Another critical role of optimization is balancing competing objectives, such as minimizing economic losses, protecting human lives, and ensuring environmental sustainability. By using optimization techniques, decision-makers can explore trade-offs between these objectives and select solutions that are the most balanced and efficient. Optimization also helps address the uncertainty inherent in natural hazards by incorporating various disaster scenarios into models. This allows for the creation of robust strategies that can adapt to different possible outcomes, ensuring resilience even under changing conditions.
Moreover, optimization plays a crucial role in ensuring that disaster mitigation strategies are inclusive and equitable. Vulnerable populations, such as low-income households or remote communities, are often disproportionately affected by natural hazards. Through optimization, researchers can prioritize these communities in disaster response and mitigation efforts, ensuring that resources are distributed fairly. Lastly, optimization is vital for designing long-term resilience strategies that not only address immediate risks but also contribute to sustainable development. By integrating economic, social, and environmental factors, optimization helps create solutions that reduce risks and promote growth in vulnerable regions.
In summary, the integration of optimization in natural hazards research enables more effective, equitable, and sustainable decision-making, ultimately enhancing the resilience of communities in the face of disasters.
The future of research in natural hazards and optimization is evolving quickly, driven by the growing complexity of disasters and the increasing availability of data and advanced technology. As we look ahead, one major area of focus will be the integration of machine learning (ML) with optimization models. By combining the power of ML to process huge amounts of data—such as real-time weather information, satellite images, and even social media reports—researchers can develop more accurate predictions and smarter, faster responses to disasters. For example, optimization techniques can then take these insights and help create better evacuation plans or allocate emergency resources more effectively as conditions change on the ground.

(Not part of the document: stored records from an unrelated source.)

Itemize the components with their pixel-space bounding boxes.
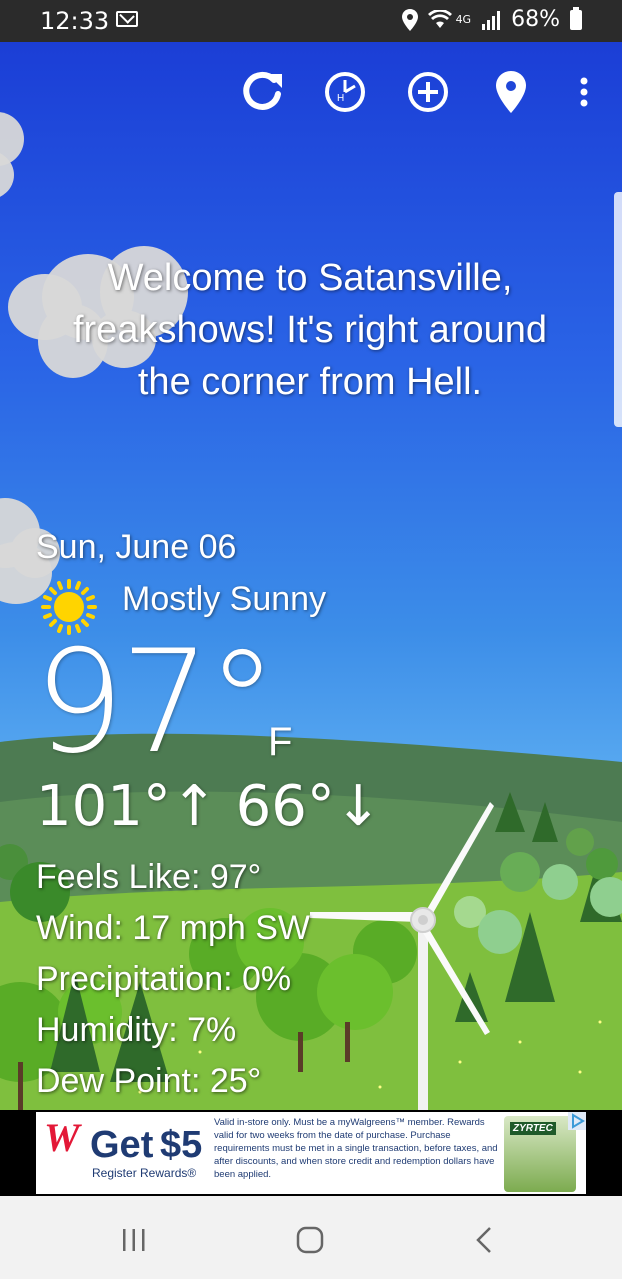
more-vert-icon[interactable] [560,68,608,116]
product-image: ZYRTEC [504,1116,576,1192]
ad-fineprint: Valid in-store only. Must be a myWalgree… [214,1117,498,1180]
mail-icon [116,11,138,27]
location-pin-icon[interactable] [487,68,535,116]
high-low-temperatures: 101°↑ 66°↓ [36,774,382,839]
home-button[interactable] [288,1218,332,1262]
current-temperature: 97° [34,620,278,785]
wind: Wind: 17 mph SW [36,909,310,947]
network-type: 4G [455,13,472,26]
status-time: 12:33 [40,7,110,35]
system-nav-bar [0,1196,622,1279]
clock-hourly-icon[interactable]: H [321,68,369,116]
refresh-icon[interactable] [238,68,286,116]
weather-details: Feels Like: 97° Wind: 17 mph SW Precipit… [36,852,310,1107]
weather-background: H Welcome to Satansville, freakshows! It… [0,42,622,1110]
temperature-unit[interactable]: F [268,720,292,765]
wifi-icon [427,9,452,28]
high-temp: 101° [36,774,171,839]
ad-banner[interactable]: W Get $5 Register Rewards® Valid in-stor… [0,1110,622,1196]
dew-point: Dew Point: 25° [36,1062,262,1100]
arrow-down-icon: ↓ [334,774,382,839]
status-bar: 12:33 4G 68% [0,0,622,42]
low-temp: 66° [235,774,335,839]
app-toolbar: H [0,68,622,118]
ad-headline: Get [90,1124,154,1166]
precipitation: Precipitation: 0% [36,960,292,998]
recent-apps-button[interactable] [112,1218,156,1262]
signal-icon [482,10,501,30]
location-message: Welcome to Satansville, freakshows! It's… [72,257,548,403]
humidity: Humidity: 7% [36,1011,237,1049]
battery-percent: 68% [511,7,560,32]
forecast-date: Sun, June 06 [36,528,237,566]
ad-amount: $5 [160,1124,203,1166]
adchoices-icon[interactable] [568,1112,586,1130]
weather-condition: Mostly Sunny [122,580,327,618]
add-location-icon[interactable] [404,68,452,116]
feels-like: Feels Like: 97° [36,858,262,896]
side-handle[interactable] [614,192,622,427]
product-label: ZYRTEC [510,1122,556,1135]
svg-text:H: H [337,93,344,104]
ad-subtitle: Register Rewards® [92,1166,197,1180]
arrow-up-icon: ↑ [170,774,218,839]
ad-content[interactable]: W Get $5 Register Rewards® Valid in-stor… [36,1112,586,1194]
location-status-icon [401,8,418,31]
walgreens-logo: W [44,1115,80,1160]
battery-icon [570,6,582,30]
back-button[interactable] [462,1218,506,1262]
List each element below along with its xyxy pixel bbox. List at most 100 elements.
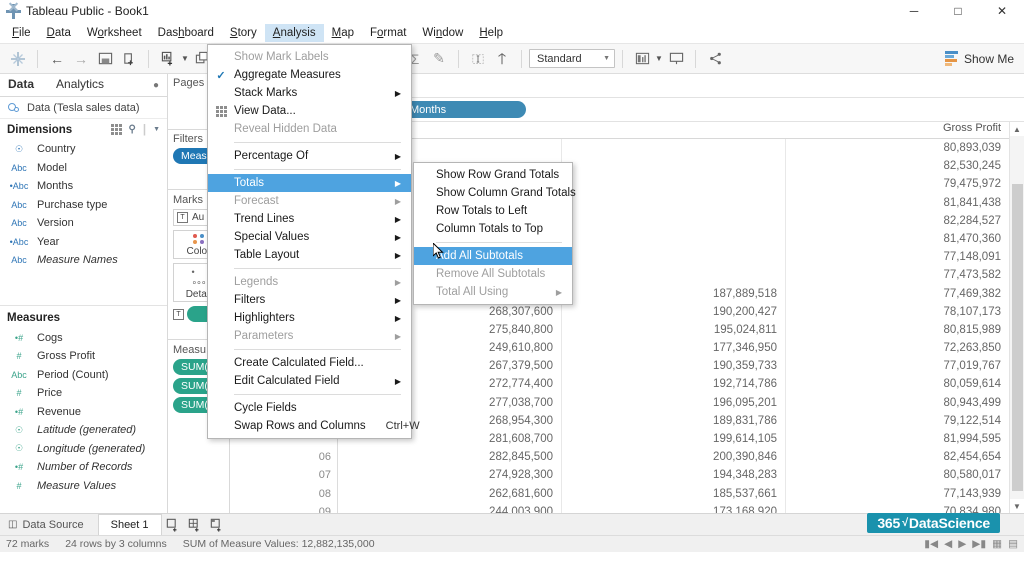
tab-analytics[interactable]: Analytics [56, 77, 104, 93]
list-view-icon[interactable]: ▤ [1008, 538, 1018, 550]
menu-analysis[interactable]: Analysis [265, 24, 324, 42]
new-data-source-icon[interactable] [117, 48, 141, 70]
table-cell[interactable]: 80,943,499 [786, 394, 1009, 412]
menu-file[interactable]: FFileile [4, 24, 39, 42]
table-cell[interactable]: 77,469,382 [786, 285, 1009, 303]
new-worksheet-icon[interactable] [162, 514, 184, 535]
scroll-up-arrow[interactable]: ▲ [1010, 122, 1024, 136]
table-cell[interactable]: 77,148,091 [786, 248, 1009, 266]
new-story-icon[interactable] [206, 514, 228, 535]
row-header-cell[interactable]: 08 [230, 485, 337, 503]
submenu-total-all-using[interactable]: Total All Using ▶ [414, 283, 572, 301]
chevron-down-icon[interactable]: ▼ [153, 126, 160, 133]
next-page-icon[interactable]: ▶ [958, 538, 966, 550]
table-cell[interactable]: 80,815,989 [786, 321, 1009, 339]
highlight-icon[interactable]: ✎ [427, 48, 451, 70]
text-tool-icon[interactable] [466, 48, 490, 70]
table-cell[interactable]: 82,454,654 [786, 448, 1009, 466]
table-cell[interactable]: 77,473,582 [786, 266, 1009, 284]
menu-forecast[interactable]: Forecast ▶ [208, 192, 411, 210]
table-cell[interactable]: 196,095,201 [562, 394, 785, 412]
field-cogs[interactable]: •# Cogs [0, 329, 167, 348]
last-page-icon[interactable]: ▶▮ [972, 538, 986, 550]
table-cell[interactable]: 200,390,846 [562, 448, 785, 466]
menu-dashboard[interactable]: Dashboard [150, 24, 222, 42]
submenu-remove-all-subtotals[interactable]: Remove All Subtotals [414, 265, 572, 283]
submenu-column-totals-to-top[interactable]: Column Totals to Top [414, 220, 572, 238]
field-months[interactable]: •Abc Months [0, 177, 167, 196]
sheet-tab-sheet1[interactable]: Sheet 1 [98, 514, 162, 535]
menu-view-data[interactable]: View Data... [208, 102, 411, 120]
table-cell[interactable]: 78,107,173 [786, 303, 1009, 321]
fit-select[interactable]: Standard ▼ [529, 49, 615, 68]
table-cell[interactable]: 199,614,105 [562, 430, 785, 448]
table-cell[interactable]: 82,530,245 [786, 157, 1009, 175]
menu-story[interactable]: Story [222, 24, 265, 42]
table-cell[interactable] [562, 212, 785, 230]
tab-data[interactable]: Data [8, 77, 34, 93]
cards-dropdown-icon[interactable]: ▼ [654, 48, 664, 70]
pin-icon[interactable]: ● [153, 80, 159, 91]
table-cell[interactable]: 72,263,850 [786, 339, 1009, 357]
field-measure-values[interactable]: # Measure Values [0, 477, 167, 496]
table-cell[interactable]: 81,841,438 [786, 194, 1009, 212]
table-cell[interactable] [562, 266, 785, 284]
row-header-cell[interactable]: 06 [230, 448, 337, 466]
scroll-thumb[interactable] [1012, 184, 1023, 491]
text-shelf-icon[interactable]: T [173, 309, 184, 320]
table-cell[interactable]: 262,681,600 [338, 485, 561, 503]
table-cell[interactable]: 177,346,950 [562, 339, 785, 357]
table-cell[interactable] [562, 248, 785, 266]
table-cell[interactable]: 79,122,514 [786, 412, 1009, 430]
data-source-row[interactable]: Data (Tesla sales data) [0, 97, 167, 119]
menu-data[interactable]: Data [39, 24, 79, 42]
table-cell[interactable]: 81,470,360 [786, 230, 1009, 248]
save-icon[interactable] [93, 48, 117, 70]
table-cell[interactable]: 80,580,017 [786, 466, 1009, 484]
table-cell[interactable]: 274,928,300 [338, 466, 561, 484]
search-icon[interactable]: ⚲ [129, 124, 136, 135]
table-cell[interactable]: 195,024,811 [562, 321, 785, 339]
field-longitude[interactable]: ☉ Longitude (generated) [0, 440, 167, 459]
field-latitude[interactable]: ☉ Latitude (generated) [0, 421, 167, 440]
menu-help[interactable]: Help [471, 24, 511, 42]
close-button[interactable]: ✕ [980, 0, 1024, 22]
grid-view-icon[interactable]: ▦ [992, 538, 1002, 550]
show-hide-cards-icon[interactable] [630, 48, 654, 70]
menu-special-values[interactable]: Special Values ▶ [208, 228, 411, 246]
row-header-cell[interactable]: 07 [230, 466, 337, 484]
table-cell[interactable]: 80,893,039 [786, 139, 1009, 157]
table-cell[interactable]: 192,714,786 [562, 375, 785, 393]
field-revenue[interactable]: •# Revenue [0, 403, 167, 422]
forward-arrow-icon[interactable]: → [69, 48, 93, 70]
table-cell[interactable]: 190,200,427 [562, 303, 785, 321]
table-cell[interactable]: 189,831,786 [562, 412, 785, 430]
group-by-folder-icon[interactable] [111, 124, 122, 135]
scroll-track[interactable] [1010, 136, 1024, 499]
menu-show-mark-labels[interactable]: Show Mark Labels [208, 48, 411, 66]
share-icon[interactable] [703, 48, 727, 70]
field-period-count[interactable]: Abc Period (Count) [0, 366, 167, 385]
first-page-icon[interactable]: ▮◀ [924, 538, 938, 550]
menu-table-layout[interactable]: Table Layout ▶ [208, 246, 411, 264]
field-version[interactable]: Abc Version [0, 214, 167, 233]
back-arrow-icon[interactable]: ← [45, 48, 69, 70]
table-cell[interactable]: 82,284,527 [786, 212, 1009, 230]
table-cell[interactable]: 70,834,980 [786, 503, 1009, 513]
menu-map[interactable]: Map [324, 24, 362, 42]
table-cell[interactable]: 282,845,500 [338, 448, 561, 466]
minimize-button[interactable]: ─ [892, 0, 936, 22]
row-pill-months[interactable]: Months [400, 101, 526, 118]
new-worksheet-dropdown-icon[interactable]: ▼ [180, 48, 190, 70]
menu-create-calculated-field[interactable]: Create Calculated Field... [208, 354, 411, 372]
show-me-button[interactable]: Show Me [945, 51, 1014, 66]
field-country[interactable]: ☉ Country [0, 140, 167, 159]
table-cell[interactable] [562, 139, 785, 157]
table-cell[interactable]: 79,475,972 [786, 175, 1009, 193]
table-cell[interactable]: 77,143,939 [786, 485, 1009, 503]
scroll-down-arrow[interactable]: ▼ [1010, 499, 1024, 513]
field-purchase-type[interactable]: Abc Purchase type [0, 196, 167, 215]
vertical-scrollbar[interactable]: ▲ ▼ [1009, 122, 1024, 513]
field-number-of-records[interactable]: •# Number of Records [0, 458, 167, 477]
submenu-row-totals-to-left[interactable]: Row Totals to Left [414, 202, 572, 220]
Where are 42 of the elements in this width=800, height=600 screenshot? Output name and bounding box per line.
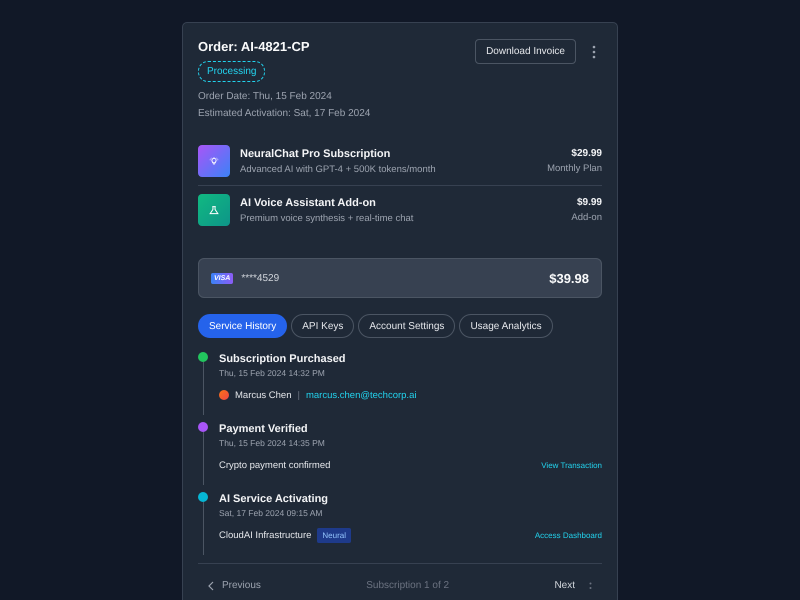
tab[interactable]: Account Settings: [358, 314, 456, 338]
item-description: Advanced AI with GPT-4 + 500K tokens/month: [240, 164, 437, 174]
item-description: Premium voice synthesis + real-time chat: [240, 212, 414, 224]
order-total: $39.98: [549, 270, 589, 286]
event-time: Sat, 17 Feb 2024 09:15 AM: [219, 508, 324, 518]
event-time: Thu, 15 Feb 2024 14:35 PM: [219, 438, 326, 448]
item-plan: Monthly Plan: [547, 163, 602, 174]
next-button[interactable]: Next: [554, 576, 575, 595]
event-title: Payment Verified: [219, 423, 309, 435]
transaction-link[interactable]: View Transaction: [541, 460, 602, 470]
previous-button[interactable]: Previous: [208, 576, 261, 595]
status-badge: Processing: [198, 61, 266, 82]
download-button[interactable]: Download Invoice: [475, 39, 576, 64]
user-name: Marcus Chen: [235, 390, 292, 400]
event-title: Subscription Purchased: [219, 353, 347, 365]
avatar: [219, 390, 229, 400]
item-name: NeuralChat Pro Subscription: [240, 148, 392, 160]
event-note: Crypto payment confirmed: [219, 460, 330, 470]
tab[interactable]: Service History: [198, 314, 288, 338]
event-note: CloudAI Infrastructure: [219, 530, 312, 540]
email-link[interactable]: marcus.chen@techcorp.ai: [306, 390, 416, 400]
item-plan: Add-on: [571, 212, 602, 223]
event-tag: Neural: [317, 528, 351, 542]
event-time: Thu, 15 Feb 2024 14:32 PM: [219, 368, 326, 378]
item-price: $9.99: [576, 197, 602, 208]
chevron-left-icon: [208, 580, 214, 590]
flask-icon: [207, 204, 221, 216]
order-date: Order Date: Thu, 15 Feb 2024: [198, 91, 332, 102]
event-title: AI Service Activating: [219, 493, 330, 505]
item-name: AI Voice Assistant Add-on: [240, 196, 377, 208]
card-number: ****4529: [241, 272, 280, 284]
activation-date: Estimated Activation: Sat, 17 Feb 2024: [198, 108, 370, 119]
item-price: $29.99: [571, 148, 602, 159]
tab[interactable]: Usage Analytics: [459, 314, 553, 338]
more-icon[interactable]: [589, 582, 592, 590]
tab[interactable]: API Keys: [291, 314, 354, 338]
dashboard-link[interactable]: Access Dashboard: [534, 530, 602, 540]
more-icon[interactable]: [592, 44, 596, 58]
page-indicator: Subscription 1 of 2: [365, 580, 450, 591]
separator: |: [298, 390, 300, 400]
order-title: Order: AI-4821-CP: [198, 39, 310, 54]
lightbulb-icon: [207, 154, 221, 168]
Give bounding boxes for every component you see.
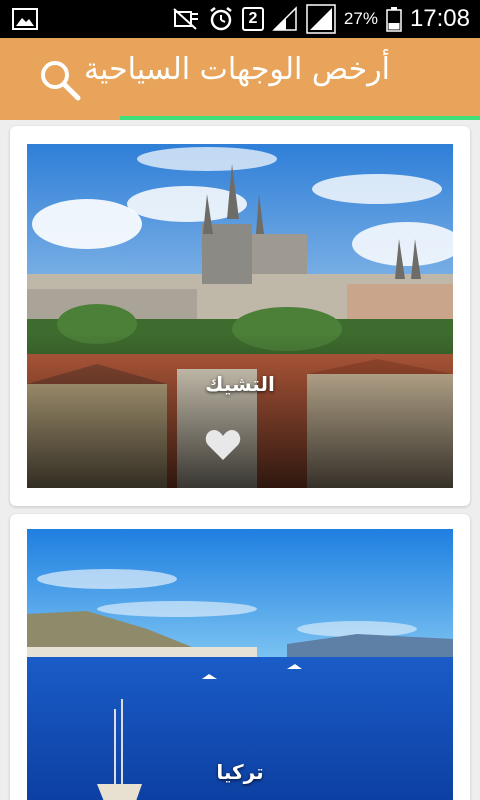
sim-slot-badge: 2 — [241, 7, 264, 31]
destination-name: تركيا — [216, 760, 264, 784]
favorite-heart-icon[interactable] — [205, 429, 241, 461]
battery-icon — [386, 7, 402, 32]
destination-card[interactable]: التشيك — [10, 126, 470, 506]
mute-icon — [173, 8, 198, 30]
clock: 17:08 — [409, 5, 470, 32]
battery-percent: 27% — [343, 9, 378, 28]
app-bar: أرخص الوجهات السياحية — [0, 38, 480, 120]
page-title: أرخص الوجهات السياحية — [83, 52, 390, 87]
destination-card[interactable]: تركيا — [10, 514, 470, 800]
destination-name: التشيك — [205, 372, 275, 396]
alarm-icon — [210, 7, 232, 31]
gallery-notification-icon — [12, 8, 38, 30]
signal-icon-1 — [272, 6, 297, 31]
status-bar: 2 27% 17:08 — [0, 0, 480, 38]
header-accent-line — [120, 116, 480, 120]
search-icon[interactable] — [38, 58, 82, 102]
signal-icon-2 — [306, 4, 336, 34]
status-icons: 2 27% 17:08 — [172, 0, 480, 38]
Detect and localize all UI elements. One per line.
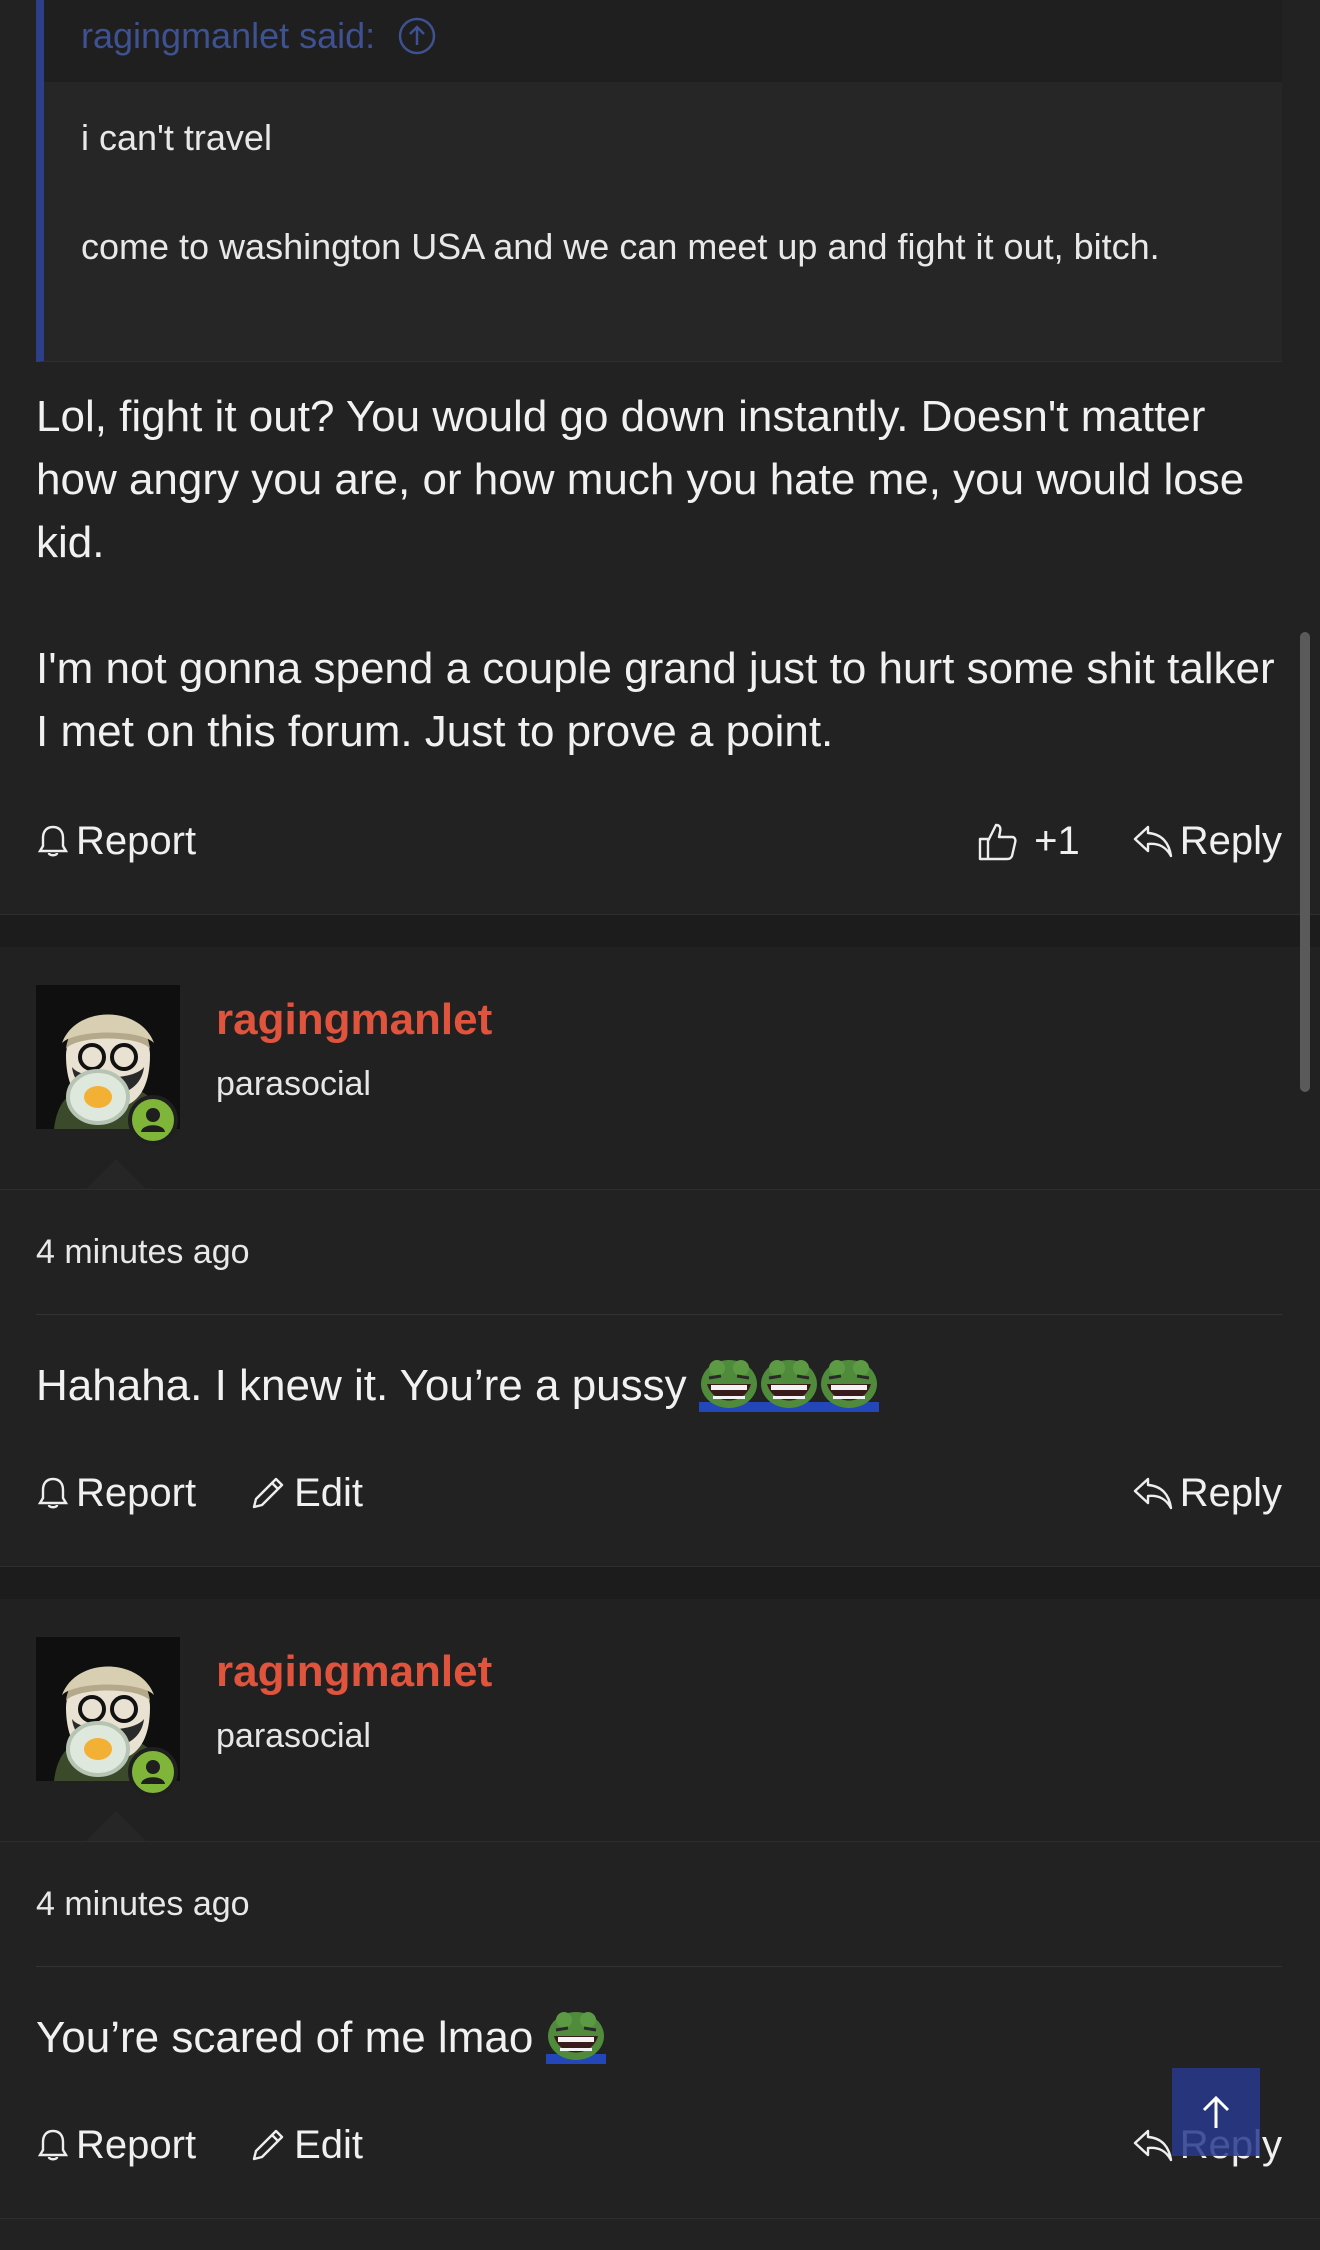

Another key area of future research will be the shift toward decentralized decision-making. In many large-scale disasters, local authorities often need to act quickly and independently, especially when central coordination may be delayed. In response, future optimization models will likely focus on giving communities the tools to make smart, real-time decisions while still aligning with broader regional strategies. This allows for faster responses that are better tailored to the unique needs of different areas.
Handling uncertainty will remain a big challenge, and researchers will continue working on more robust models that can account for the unpredictable nature of disasters. The goal is to ensure that communities are not only prepared for known risks but also equipped to handle unexpected events. This kind of "robust optimization" will be crucial in making sure that strategies hold up even in the most unforeseen scenarios. Sustainability will also play a more prominent role in future research. With climate change increasing the frequency and severity of natural hazards, optimization models will need to find ways to balance immediate disaster response with long-term resilience and environmental sustainability. For instance, future solutions might focus on designing infrastructure that not only withstands disasters but also contributes to greener, more sustainable communities.
Lastly, we’ll likely see continued advancements in decision support systems. These systems will provide policymakers with real-time data and optimization tools to help them make smarter choices, both before a disaster strikes and in the critical recovery period afterward. The combination of machine learning, real-time data analysis, and multi-objective optimization will enable better, more adaptive decision-making that can save lives and resources.
In short, the future of research in this field will focus on using advanced technologies to create more adaptive, sustainable, and locally responsive solutions. By improving how we predict, prepare for, and respond to disasters, we can help communities become more resilient in the face of growing natural hazards.